The fifth of six children, Carl von Württemberg was born in 1936 to one of the major German noble families. In 1967, he looked for a safe home in British Columbia for him and his family, as he could feel the impact of the Cold War in Germany. He took a liking to the wild country in the south of the province, so he acquired this large tract of land and started to manage it. In 2008, Duke Carl von Württemberg ultimately returned Darkwoods to its original owner, Canada – specifically the environmental organization “Nature Conservancy Canada” (NCC). The taxes on the land had been raised, prompting the German duke, then in his 70s, to sell the land to someone who would continue to protect and care for it.

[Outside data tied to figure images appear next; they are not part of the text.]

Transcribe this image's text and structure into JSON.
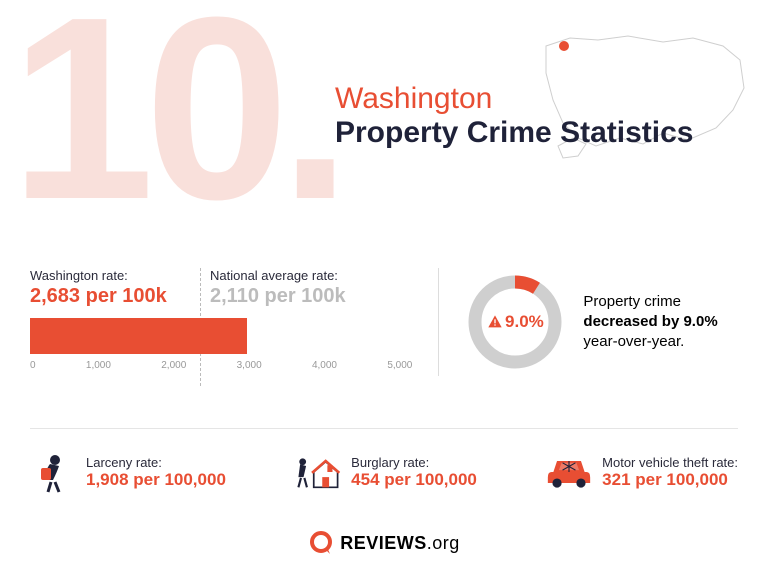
{
  "colors": {
    "accent": "#e84e33",
    "accent_light": "#f9e0db",
    "text_dark": "#1f2239",
    "text_muted": "#bcbcbc",
    "grid": "#e5e5e5",
    "map_stroke": "#cfcfcf",
    "donut_bg": "#cfcfcf"
  },
  "rank": "10.",
  "title": {
    "line1": "Washington",
    "line2": "Property Crime Statistics"
  },
  "bar_chart": {
    "state_label": "Washington rate:",
    "state_value_text": "2,683 per 100k",
    "state_value": 2683,
    "national_label": "National average rate:",
    "national_value_text": "2,110 per 100k",
    "national_value": 2110,
    "xmax": 5000,
    "ticks": [
      "0",
      "1,000",
      "2,000",
      "3,000",
      "4,000",
      "5,000"
    ]
  },
  "donut": {
    "percent_text": "9.0%",
    "percent": 9.0,
    "text_before": "Property crime ",
    "text_bold": "decreased by 9.0%",
    "text_after": " year-over-year."
  },
  "crimes": [
    {
      "label": "Larceny rate:",
      "value": "1,908 per 100,000",
      "icon": "larceny"
    },
    {
      "label": "Burglary rate:",
      "value": "454 per 100,000",
      "icon": "burglary"
    },
    {
      "label": "Motor vehicle theft rate:",
      "value": "321 per 100,000",
      "icon": "car"
    }
  ],
  "logo": {
    "name": "REVIEWS",
    "suffix": ".org"
  }
}
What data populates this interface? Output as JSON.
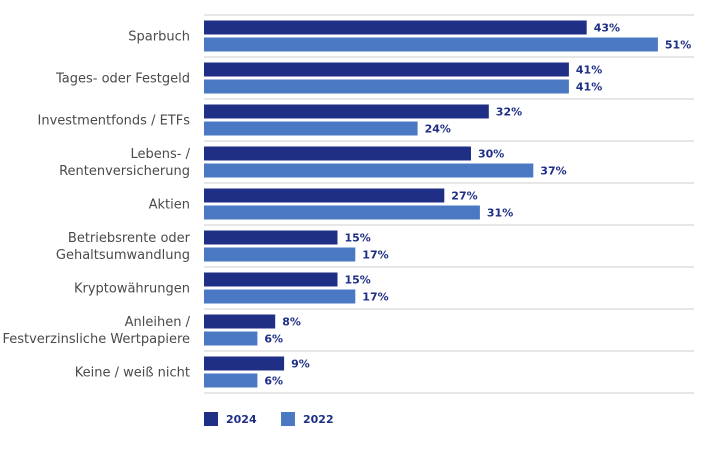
{
  "chart_data": {
    "type": "bar",
    "orientation": "horizontal",
    "categories": [
      [
        "Sparbuch"
      ],
      [
        "Tages- oder Festgeld"
      ],
      [
        "Investmentfonds / ETFs"
      ],
      [
        "Lebens- /",
        "Rentenversicherung"
      ],
      [
        "Aktien"
      ],
      [
        "Betriebsrente oder",
        "Gehaltsumwandlung"
      ],
      [
        "Kryptowährungen"
      ],
      [
        "Anleihen /",
        "Festverzinsliche Wertpapiere"
      ],
      [
        "Keine / weiß nicht"
      ]
    ],
    "series": [
      {
        "name": "2024",
        "color": "#1f2f86",
        "values": [
          43,
          41,
          32,
          30,
          27,
          15,
          15,
          8,
          9
        ]
      },
      {
        "name": "2022",
        "color": "#4a78c2",
        "values": [
          51,
          41,
          24,
          37,
          31,
          17,
          17,
          6,
          6
        ]
      }
    ],
    "value_suffix": "%",
    "xlim": [
      0,
      60
    ],
    "grid": false,
    "legend_position": "bottom-left"
  }
}
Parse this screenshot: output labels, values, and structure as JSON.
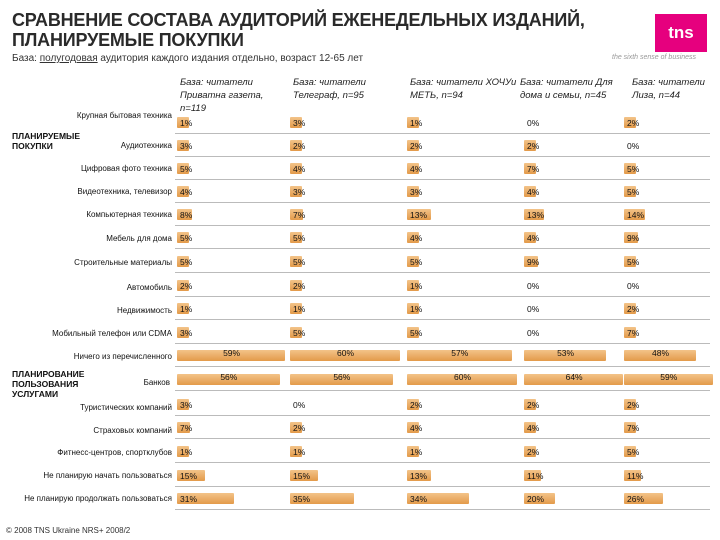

Because Darkwoods is immediately adjacent to various parks and nature reserves, it is part of a protected area of around 100 000 hectares, where animals can move about unhindered and plants can grow undisturbed. A 2011 count listed a total of 219 plant species and 200 animal species, including grizzly bears, numerous types of birds, and the last mountain caribou in North America. Approximately 70 percent of the region is covered in woods, and the House of Württemberg managed the forests carefully and sustainably over the 42 years Darkwoods was in its care. Because of this, the Canadian Black Forest is one of the last areas where the endangered whitebark pine can be found.
Life in Darkwoods changes considerably with the turn of the seasons. Summer only lasts around six weeks here, and neither spring nor fall take more than a month, so winter dominates for the majority of the year. Unlike other large animals, such as moose, the endangered mountain caribou is optimally suited to deep snow in the winter. Thanks to their large hairy hooves, which are the size of dinner plates, they can reach areas at altitudes of over 2000 metres.
In the spring, the snow melts in the valleys and flows into Kootenay Lake. The floodplains of Kootenay Lake attract migratory birds like coots and snow geese, while also offering fertile land for the local population to grow fruit and raise livestock. Another remarkable feature of the Canadian Black Forest is the freshwater salmon. In the late summer, they can be seen travelling upstream through rivers neighbouring Kootenay Lake to their spawning grounds.
Ever since the region was returned to the environmental organization NCC, various researchers and biologists have been looking after the protected animal and plant species living here in order to preserve the remarkable biodiversity of Canada’s Black Forest.